The GiveWell Blog

Thinking in numbers

This post is more than 17 years old

I think in numbers. I’ve always thought in numbers. When I think about charity, my first instinct is to think of how to save the most lives with the fewest dollars. So Holden’s argument that malaria and diarrhea are “cheaper” than obstetric fistula–in a “dollars per person” sense–has obvious appeal.

But then, I think about women who have fistula. I keep thinking about a young teenage girl who has to live alone, whom no one will be near, whose life is effectively torture. I imagine that that girl is someone I know, and then, I can’t believe that the only thing preventing this girl from living a normal, happy life is something in the ballpark of $1000 (generally cited lower, but we’ve learned to take cited numbers with a large grain of salt). $1,000 is a lot of money, but it seems incredibly small when it’s the difference between someone suffering as those with fistula do and not having to suffer. And I’m not sure this is because I’m being emotional as opposed to rational. I think there’s a reasonable philosophical perspective that says we should try to improve lives (fistula, inner-city education, etc.) as opposed to merely trying to prevent death.

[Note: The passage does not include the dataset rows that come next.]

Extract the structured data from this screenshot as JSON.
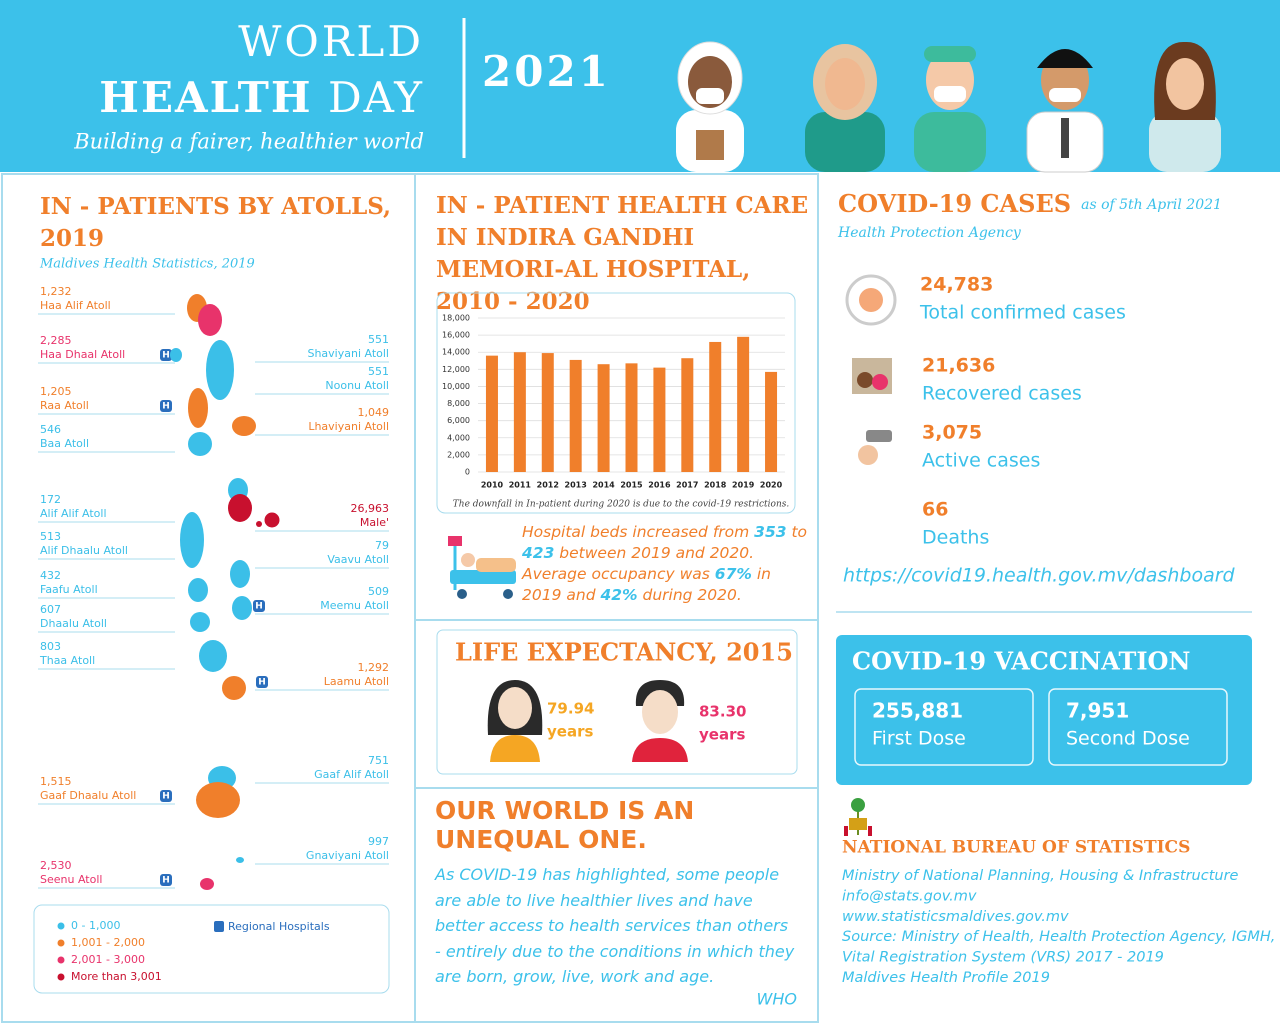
{
  "header": {
    "title_line1": "WORLD",
    "title_bold": "HEALTH",
    "title_rest": "DAY",
    "year": "2021",
    "subtitle": "Building a fairer, healthier world"
  },
  "atolls_panel": {
    "title": "IN - PATIENTS BY ATOLLS, 2019",
    "source": "Maldives Health Statistics, 2019",
    "colors": [
      "#3bbfe8",
      "#f07f2b",
      "#e8336b",
      "#c8102e"
    ],
    "atolls": [
      {
        "count": "1,232",
        "name": "Haa Alif Atoll",
        "level": 1,
        "hospital": false
      },
      {
        "count": "2,285",
        "name": "Haa Dhaal Atoll",
        "level": 2,
        "hospital": true
      },
      {
        "count": "551",
        "name": "Shaviyani Atoll",
        "level": 0,
        "hospital": false
      },
      {
        "count": "551",
        "name": "Noonu Atoll",
        "level": 0,
        "hospital": false
      },
      {
        "count": "1,205",
        "name": "Raa Atoll",
        "level": 1,
        "hospital": true
      },
      {
        "count": "1,049",
        "name": "Lhaviyani Atoll",
        "level": 1,
        "hospital": false
      },
      {
        "count": "546",
        "name": "Baa Atoll",
        "level": 0,
        "hospital": false
      },
      {
        "count": "172",
        "name": "Alif Alif Atoll",
        "level": 0,
        "hospital": false
      },
      {
        "count": "26,963",
        "name": "Male'",
        "level": 3,
        "hospital": false
      },
      {
        "count": "513",
        "name": "Alif Dhaalu Atoll",
        "level": 0,
        "hospital": false
      },
      {
        "count": "79",
        "name": "Vaavu Atoll",
        "level": 0,
        "hospital": false
      },
      {
        "count": "432",
        "name": "Faafu Atoll",
        "level": 0,
        "hospital": false
      },
      {
        "count": "509",
        "name": "Meemu Atoll",
        "level": 0,
        "hospital": true
      },
      {
        "count": "607",
        "name": "Dhaalu Atoll",
        "level": 0,
        "hospital": false
      },
      {
        "count": "803",
        "name": "Thaa Atoll",
        "level": 0,
        "hospital": false
      },
      {
        "count": "1,292",
        "name": "Laamu Atoll",
        "level": 1,
        "hospital": true
      },
      {
        "count": "751",
        "name": "Gaaf Alif Atoll",
        "level": 0,
        "hospital": false
      },
      {
        "count": "1,515",
        "name": "Gaaf Dhaalu Atoll",
        "level": 1,
        "hospital": true
      },
      {
        "count": "997",
        "name": "Gnaviyani Atoll",
        "level": 0,
        "hospital": false
      },
      {
        "count": "2,530",
        "name": "Seenu Atoll",
        "level": 2,
        "hospital": true
      }
    ],
    "legend": [
      "0 - 1,000",
      "1,001 - 2,000",
      "2,001 - 3,000",
      "More than 3,001"
    ],
    "hospital_legend": "Regional Hospitals"
  },
  "chart_data": {
    "type": "bar",
    "title": "IN - PATIENT HEALTH CARE IN  INDIRA GANDHI MEMORI-AL HOSPITAL,  2010 - 2020",
    "categories": [
      "2010",
      "2011",
      "2012",
      "2013",
      "2014",
      "2015",
      "2016",
      "2017",
      "2018",
      "2019",
      "2020"
    ],
    "values": [
      13600,
      14000,
      13900,
      13100,
      12600,
      12700,
      12200,
      13300,
      15200,
      15800,
      11700
    ],
    "color": "#f07f2b",
    "ylim": [
      0,
      18000
    ],
    "yticks": [
      0,
      {
        "value": 2000,
        "label": "2,000"
      },
      {
        "value": 4000,
        "label": "4,000"
      },
      {
        "value": 6000,
        "label": "6,000"
      },
      {
        "value": 8000,
        "label": "8,000"
      },
      {
        "value": 10000,
        "label": "10,000"
      },
      {
        "value": 12000,
        "label": "12,000"
      },
      {
        "value": 14000,
        "label": "14,000"
      },
      {
        "value": 16000,
        "label": "16,000"
      },
      {
        "value": 18000,
        "label": "18,000"
      }
    ],
    "grid": true,
    "note": "The downfall in In-patient during 2020 is due to the covid-19 restrictions."
  },
  "beds": {
    "segments": [
      "Hospital beds increased from ",
      "353",
      " to ",
      "423",
      " between 2019 and 2020. Average occupancy was ",
      "67%",
      " in 2019 and ",
      "42%",
      " during 2020."
    ]
  },
  "life_expectancy": {
    "title": "LIFE EXPECTANCY, 2015",
    "female": "79.94",
    "male": "83.30",
    "unit": "years"
  },
  "unequal": {
    "title": "OUR WORLD IS AN UNEQUAL ONE.",
    "body": "As COVID-19 has highlighted, some people are able to live healthier lives and have better access to health services than others - entirely due to the conditions in which they are born, grow, live, work and age.",
    "source": "WHO"
  },
  "covid": {
    "title": "COVID-19 CASES",
    "date": "as of 5th April 2021",
    "source": "Health Protection Agency",
    "stats": [
      {
        "value": "24,783",
        "label": "Total confirmed cases"
      },
      {
        "value": "21,636",
        "label": "Recovered cases"
      },
      {
        "value": "3,075",
        "label": "Active cases"
      },
      {
        "value": "66",
        "label": "Deaths"
      }
    ],
    "url": "https://covid19.health.gov.mv/dashboard"
  },
  "vaccination": {
    "title": "COVID-19 VACCINATION",
    "doses": [
      {
        "value": "255,881",
        "label": "First Dose"
      },
      {
        "value": "7,951",
        "label": "Second Dose"
      }
    ]
  },
  "nbs": {
    "title": "NATIONAL BUREAU OF STATISTICS",
    "lines": [
      "Ministry of National Planning, Housing & Infrastructure",
      "info@stats.gov.mv",
      "www.statisticsmaldives.gov.mv",
      "Source: Ministry of Health, Health Protection Agency, IGMH,",
      "Vital Registration System (VRS) 2017 - 2019",
      "Maldives Health Profile 2019"
    ]
  }
}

We haven’t researched fistula much yet, but a couple things strike me. First, many of the preventable diseases that kill people in the developing world (like malaria and diarrhea) largely affect children. Since fistula affects girls who have already reached their early teenage years, girls who are helped are largely safe from the main preventable diseases that kill people in Africa. On the other hand, providing a family with bednets does prevent malaria, but those very same people are susceptible to other dieases (diarrhea, for instance). Narrowly, this means that the cost of really saving a life is understated for diseases like malaria and diarrhea, where solving one problem still leaves a person exposed to a host of others. More broadly, I’m concerned about the kinds of lives we are saving. If fistula is literally the only thing keeping a girl from a relatively normal (if poor) life, while diarrhea is one of many debilitating problems for the people it affects, we may be accomplishing more by attacking fistula–even at a higher price tag.